Вьюга с размаху ударилась в окно невидимым беснующимся телом. Стекла задрожали. И незыблемый уют Лолиного дома показался вдруг ненадежным и иллюзорным. Белая бушующая стихия была совсем рядом, отделенная от нас лишь хрупкой преградой стекла. А Лола уже вещала наизусть, сверкая в полутьме огромными черными глазами. И то, что она говорила, нисколько не напоминало ответ у доски.
— Собираясь гадать, избирают уединенную комнату. Берут два зеркала, одно большое, другое — меньше. Большое ставят на столе, маленькое — против него так, чтобы в них образовался зеркальный коридор в бесконечность. Гадающая садится перед зеркалом, обставленным свечами. Все окружающие, соблюдая глубокое молчание, сидят в стороне, отвернув головы к стене. Только гадающая глядит в зеркало, и нет в ее душе ни одной мысли, кроме мысли о суженом. А ровно в полночь, когда часы бьют двенадцать раз, с каждым ударом в большом зеркале показываются одно за другим двенадцать зеркал. И лишь удары затихнут и на часах будет нулевое время, девушка вскрикнет: «Суженый-ряженый! Покажись мне в зеркале». И в конце зеркального коридора появится Он.

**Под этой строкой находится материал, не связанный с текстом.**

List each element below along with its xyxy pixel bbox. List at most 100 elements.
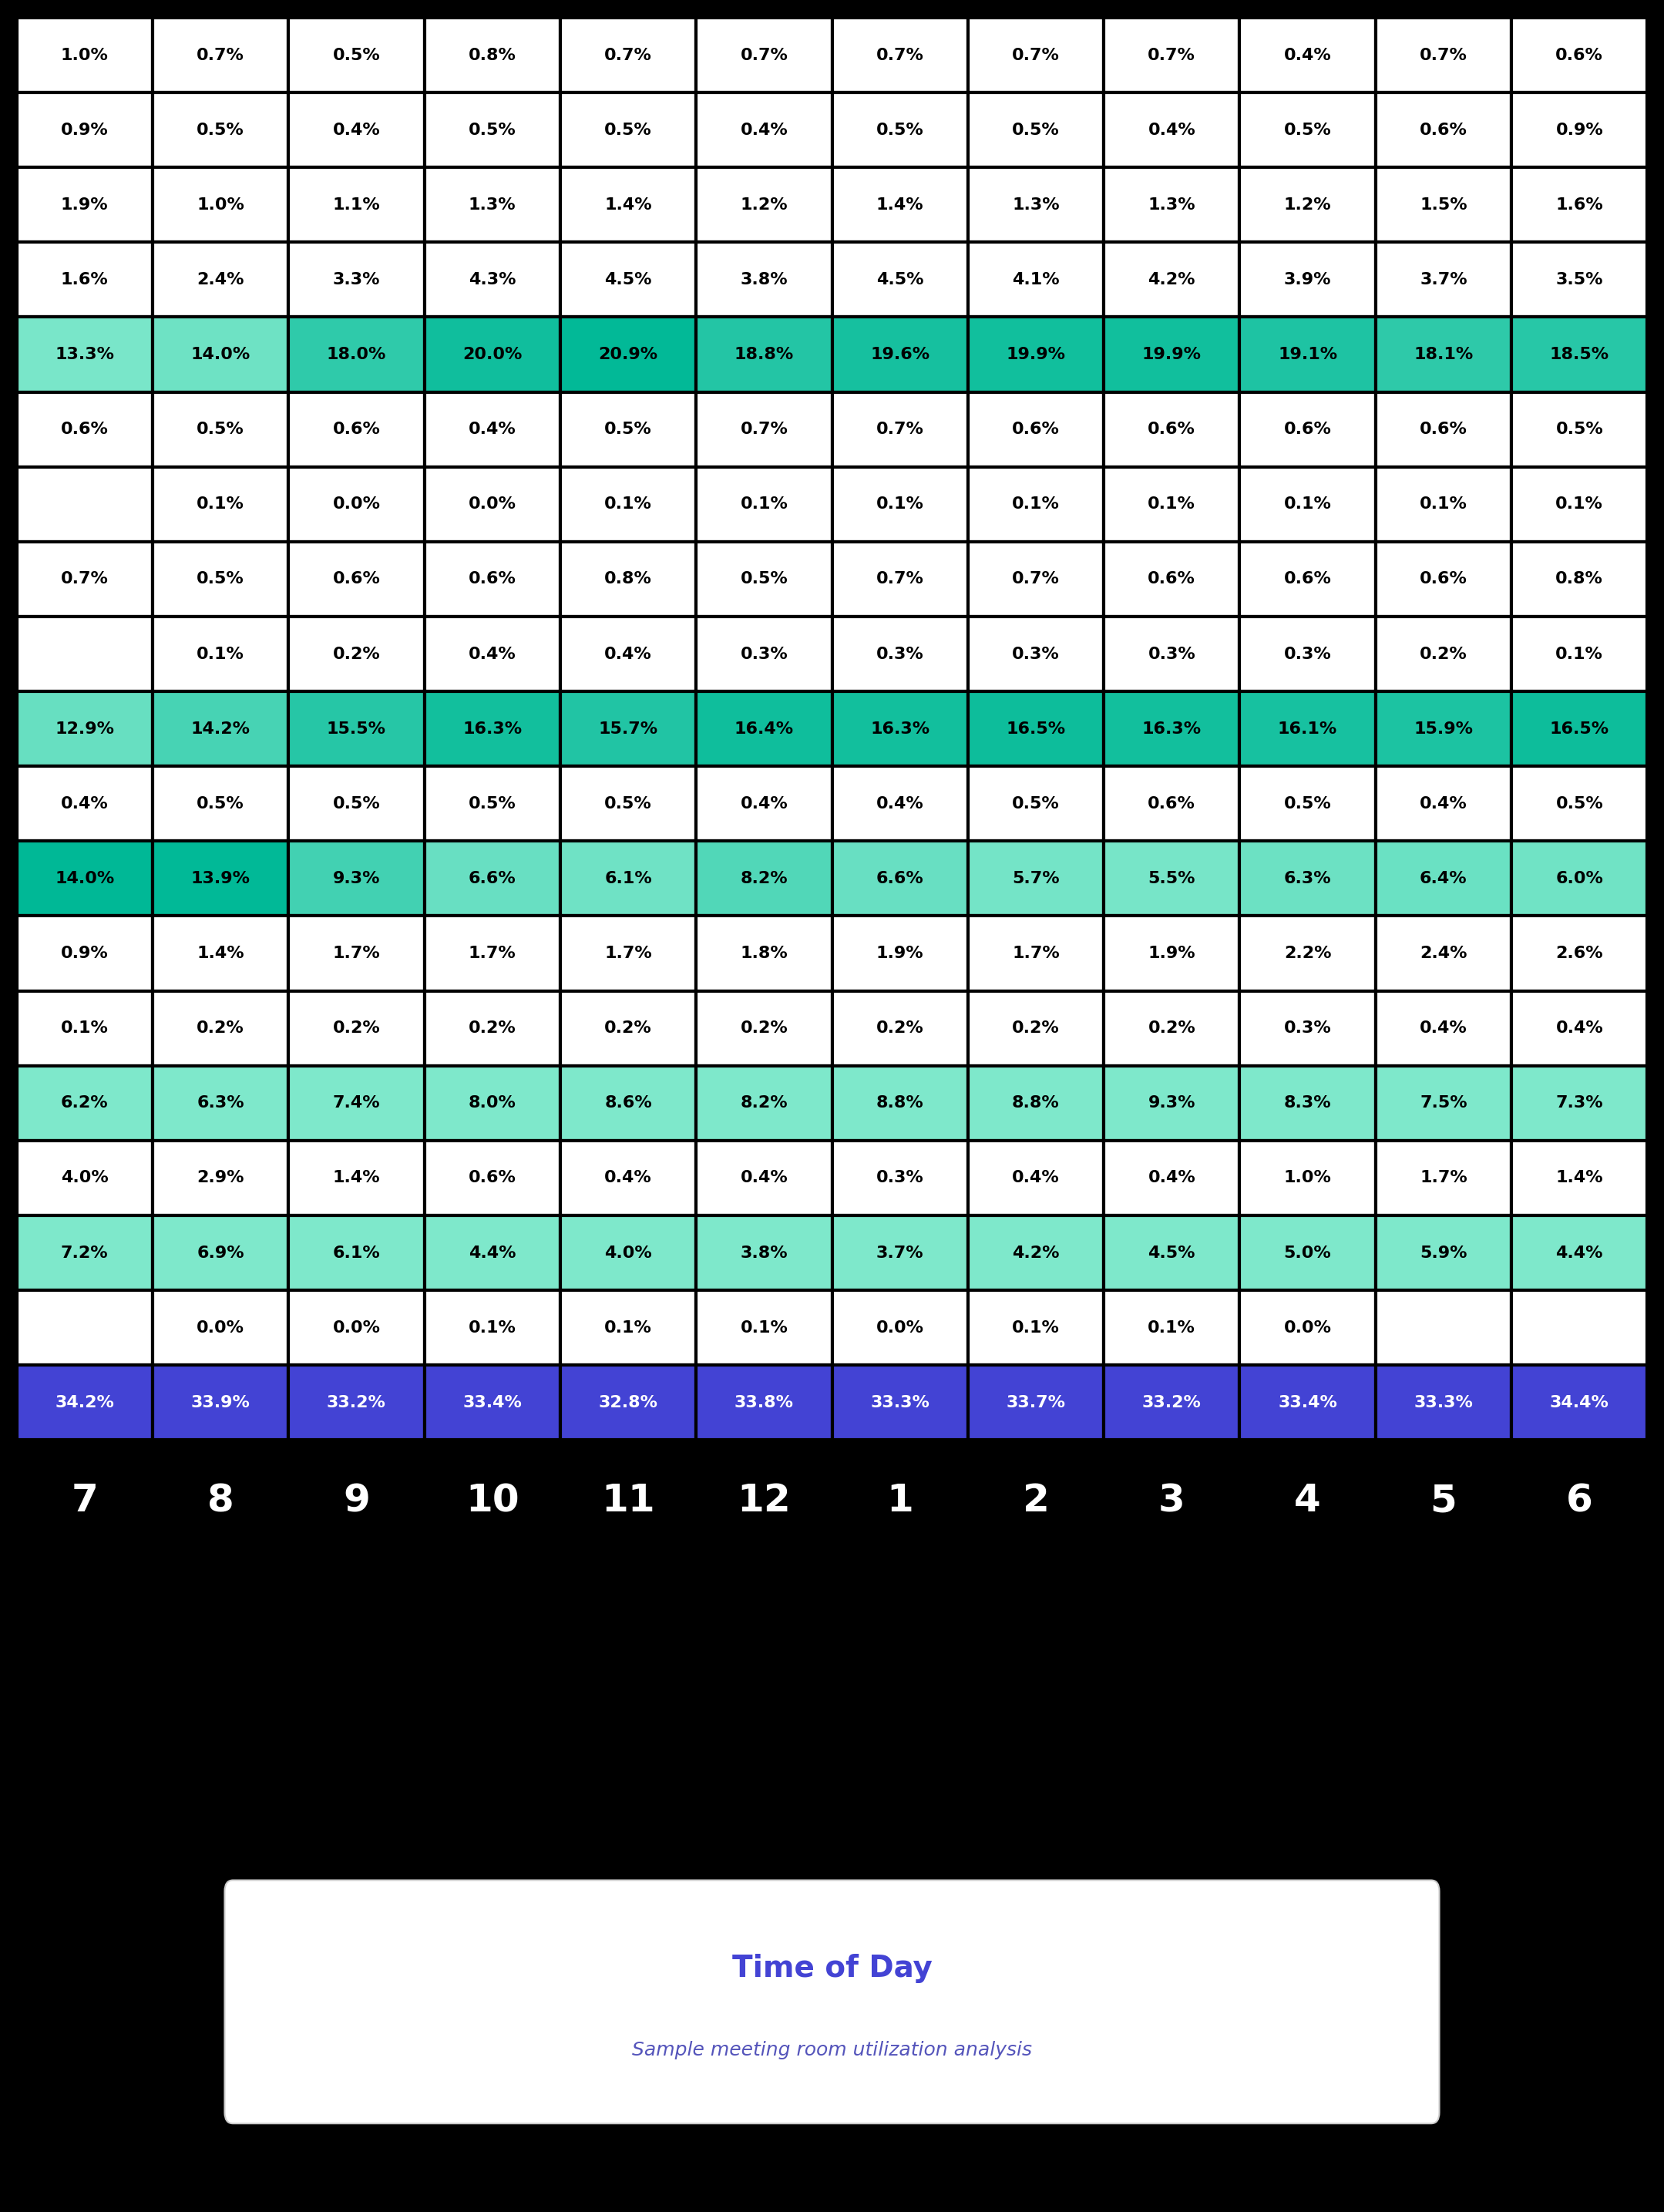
Bar [561, 1214, 696, 1290]
Bar [288, 316, 424, 392]
Bar [17, 841, 153, 916]
Text: 3.7%: 3.7% [877, 1245, 924, 1261]
Bar [17, 916, 153, 991]
Text: 0.7%: 0.7% [196, 46, 245, 62]
Text: 15.5%: 15.5% [326, 721, 386, 737]
Text: 0.4%: 0.4% [1419, 796, 1468, 812]
Text: 4.2%: 4.2% [1148, 272, 1195, 288]
Text: 0.3%: 0.3% [877, 646, 924, 661]
Text: 0.7%: 0.7% [604, 46, 652, 62]
Bar [288, 1290, 424, 1365]
Bar [1240, 1214, 1376, 1290]
Text: 16.4%: 16.4% [734, 721, 794, 737]
Text: 0.5%: 0.5% [604, 422, 652, 438]
Text: 8: 8 [206, 1482, 235, 1520]
Text: 3: 3 [1158, 1482, 1185, 1520]
Text: 3.7%: 3.7% [1419, 272, 1468, 288]
Text: 33.4%: 33.4% [463, 1396, 522, 1411]
Bar [288, 1066, 424, 1141]
Text: 0.6%: 0.6% [333, 571, 379, 586]
Text: 1.9%: 1.9% [877, 947, 924, 962]
Text: 0.1%: 0.1% [1148, 495, 1195, 511]
Text: 0.6%: 0.6% [1148, 571, 1195, 586]
Text: 33.4%: 33.4% [1278, 1396, 1338, 1411]
Bar [696, 316, 832, 392]
Bar [1240, 316, 1376, 392]
Bar [1511, 692, 1647, 765]
Bar [17, 692, 153, 765]
Text: 0.7%: 0.7% [1012, 46, 1060, 62]
Bar [153, 765, 288, 841]
Text: 2.6%: 2.6% [1556, 947, 1602, 962]
Text: 0.4%: 0.4% [1148, 122, 1195, 137]
Text: 0.7%: 0.7% [740, 422, 787, 438]
Text: 20.9%: 20.9% [599, 347, 657, 363]
Text: 9.3%: 9.3% [333, 872, 379, 887]
Bar [288, 841, 424, 916]
FancyBboxPatch shape [225, 1880, 1439, 2124]
Bar [1376, 1141, 1511, 1214]
Text: 0.1%: 0.1% [740, 1321, 787, 1336]
Bar [17, 1365, 153, 1440]
Bar [968, 243, 1103, 316]
Bar [1376, 168, 1511, 243]
Bar [1103, 1365, 1240, 1440]
Text: 0.6%: 0.6% [469, 1170, 516, 1186]
Bar [424, 316, 561, 392]
Text: 3.9%: 3.9% [1285, 272, 1331, 288]
Bar [968, 991, 1103, 1066]
Bar [1240, 1290, 1376, 1365]
Text: 4: 4 [1295, 1482, 1321, 1520]
Bar [17, 467, 153, 542]
Text: 4.3%: 4.3% [469, 272, 516, 288]
Bar [153, 18, 288, 93]
Text: 0.8%: 0.8% [1556, 571, 1602, 586]
Bar [153, 542, 288, 617]
Text: 4.5%: 4.5% [877, 272, 924, 288]
Text: 0.3%: 0.3% [740, 646, 787, 661]
Text: 7.4%: 7.4% [333, 1095, 379, 1110]
Text: 0.6%: 0.6% [1012, 422, 1060, 438]
Bar [696, 1214, 832, 1290]
Text: 12.9%: 12.9% [55, 721, 115, 737]
Text: 6.1%: 6.1% [604, 872, 652, 887]
Text: 7: 7 [72, 1482, 98, 1520]
Bar [1240, 841, 1376, 916]
Bar [1240, 1141, 1376, 1214]
Text: 0.1%: 0.1% [604, 1321, 652, 1336]
Text: 1.1%: 1.1% [333, 197, 379, 212]
Text: 8.2%: 8.2% [740, 1095, 787, 1110]
Bar [17, 542, 153, 617]
Text: 7.3%: 7.3% [1556, 1095, 1602, 1110]
Bar [832, 467, 968, 542]
Bar [1376, 765, 1511, 841]
Bar [1511, 243, 1647, 316]
Text: 0.3%: 0.3% [1012, 646, 1060, 661]
Text: 0.7%: 0.7% [877, 422, 924, 438]
Bar [968, 617, 1103, 692]
Bar [424, 392, 561, 467]
Text: 6.0%: 6.0% [1556, 872, 1602, 887]
Text: 3.8%: 3.8% [740, 1245, 787, 1261]
Text: 0.5%: 0.5% [1556, 422, 1602, 438]
Text: 16.3%: 16.3% [870, 721, 930, 737]
Bar [561, 692, 696, 765]
Bar [1103, 18, 1240, 93]
Text: 33.8%: 33.8% [734, 1396, 794, 1411]
Text: 0.6%: 0.6% [469, 571, 516, 586]
Text: 4.4%: 4.4% [1556, 1245, 1602, 1261]
Bar [1240, 243, 1376, 316]
Text: 18.0%: 18.0% [326, 347, 386, 363]
Bar [424, 991, 561, 1066]
Bar [968, 1141, 1103, 1214]
Text: 11: 11 [601, 1482, 656, 1520]
Bar [288, 18, 424, 93]
Text: 0.1%: 0.1% [196, 646, 245, 661]
Text: 1.7%: 1.7% [469, 947, 516, 962]
Bar [561, 467, 696, 542]
Bar [17, 168, 153, 243]
Bar [1103, 1290, 1240, 1365]
Bar [1376, 991, 1511, 1066]
Bar [17, 991, 153, 1066]
Text: 6.6%: 6.6% [877, 872, 924, 887]
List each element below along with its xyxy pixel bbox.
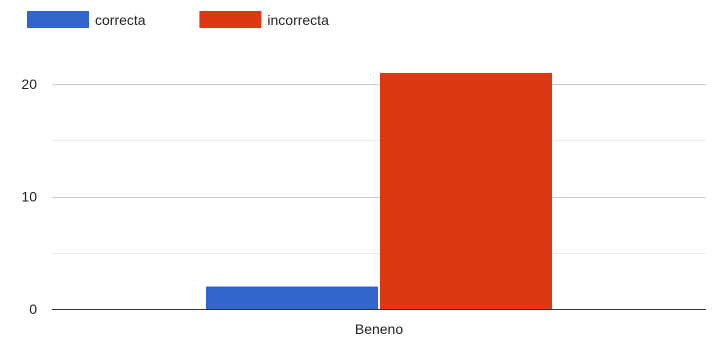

Потому что это время ритуальное — одна-единственная минута из пятисот двадцати пяти тысяч шестиста минут года, когда граница между тем и этим миром становится прозрачной и преодолимой. И гадающая смотрит сквозь зеркало прямо в тот свет, в ожидании видения жениха или знака собственной смерти.
Мы слушали ее, затаив дыхание, и сердца наши пульсировали в горле, то отчаянно тикая, то обмирая и трепеща.
Довольная произведенным эффектом, отличница продолжала:
— Но лишь та, в чьей душе нет страха, способна в этот час переломить собственную судьбу. И вызвать из бездны не того, на кого обрек ее рок для испытания и искупления, а Единственного, с кем жаждет слиться ее душа. Для этого гадающая должна взять острый нож и в двенадцать — в преддверии первого удара часов — одним глубоким порезом перечеркнуть поперек все линии жизни, судьбы и любви на своих руках. Кровь прольется на стол, где стоят зеркала, и зеркальный коридор устелет красный ковер. А когда алая дорожка достигнет последнего, двенадцатого, предела, гадающая вытянет окровавленные руки и позовет: «Плоть от плоти моей, кровь от крови моей, приди есть мою плоть, пить мою кровь, ибо ты — это я!» И единственно истинный суженый, будь он даже мертв или не рожден, выйдет и устремится к ней с протянутыми руками, и их дороги уже никогда не разминутся на жизненном пути. Но прежде чем руки суженого и суженой сомкнутся, девушка должна отдернуть их с криком: «Чур сего места!» Ибо, взяв ее за руку, он может в тот же миг увести ее с собой навсегда…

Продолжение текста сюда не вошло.